Some of the people who will lose insurance are currently battling severe and chronic illness like cancer, diabetes and heart disease. Losing insurance means they will lose access to doctors, medicine and therapy.
Another 45,000 Mainers making less than $15,856 who could have had health insurance will not receive it.
In all, Maine has passed on the opportunity to provide health coverage to 70,000 of its low-income residents. For approximately 35,000 people, there are absolutely no options for affordable health care. They will be eligible for neither MaineCare nor subsidies through the new federal exchange.
The many Mainers who fought hard to embrace this opportunity are sorely disappointed.

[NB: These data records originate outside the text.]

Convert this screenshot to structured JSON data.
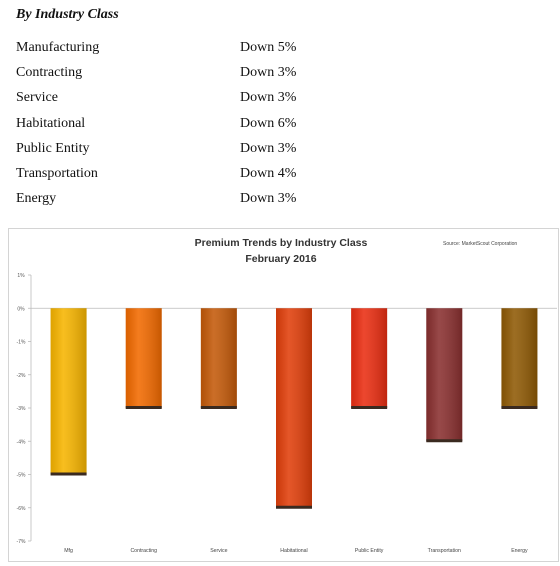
{
  "section": {
    "heading": "By Industry Class",
    "rows": [
      {
        "name": "Manufacturing",
        "value": "Down 5%"
      },
      {
        "name": "Contracting",
        "value": "Down 3%"
      },
      {
        "name": "Service",
        "value": "Down 3%"
      },
      {
        "name": "Habitational",
        "value": "Down 6%"
      },
      {
        "name": "Public Entity",
        "value": "Down 3%"
      },
      {
        "name": "Transportation",
        "value": "Down 4%"
      },
      {
        "name": "Energy",
        "value": "Down 3%"
      }
    ]
  },
  "chart_data": {
    "type": "bar",
    "title": "Premium Trends by Industry Class",
    "subtitle": "February 2016",
    "source": "Source: MarketScout Corporation",
    "categories": [
      "Mfg",
      "Contracting",
      "Service",
      "Habitational",
      "Public Entity",
      "Transportation",
      "Energy"
    ],
    "values": [
      -5,
      -3,
      -3,
      -6,
      -3,
      -4,
      -3
    ],
    "colors": [
      "#f7b500",
      "#f26a00",
      "#c45a0a",
      "#e13f0b",
      "#ea2e12",
      "#8a3030",
      "#8f5a05"
    ],
    "ylim": [
      -7,
      1
    ],
    "yticks": [
      "1%",
      "0%",
      "-1%",
      "-2%",
      "-3%",
      "-4%",
      "-5%",
      "-6%",
      "-7%"
    ],
    "grid": false,
    "legend": "none"
  }
}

But this issue is too important to the health and security of Maine people and Maine’s economy to be abandoned.
The fight for health care for our family, friends and neighbors will not stop just because we lost this session’s battle in Augusta. We will continue working for affordable health care — not just because it’s good public policy but because it is also the right thing to do for the people of Maine.
Rep. Drew Gattine, D-Westbrook, is a first-term legislator and a Health and Human Services Committee member. He is a health care executive with more than 20 years’ experience helping state Medicaid agencies manage their programs.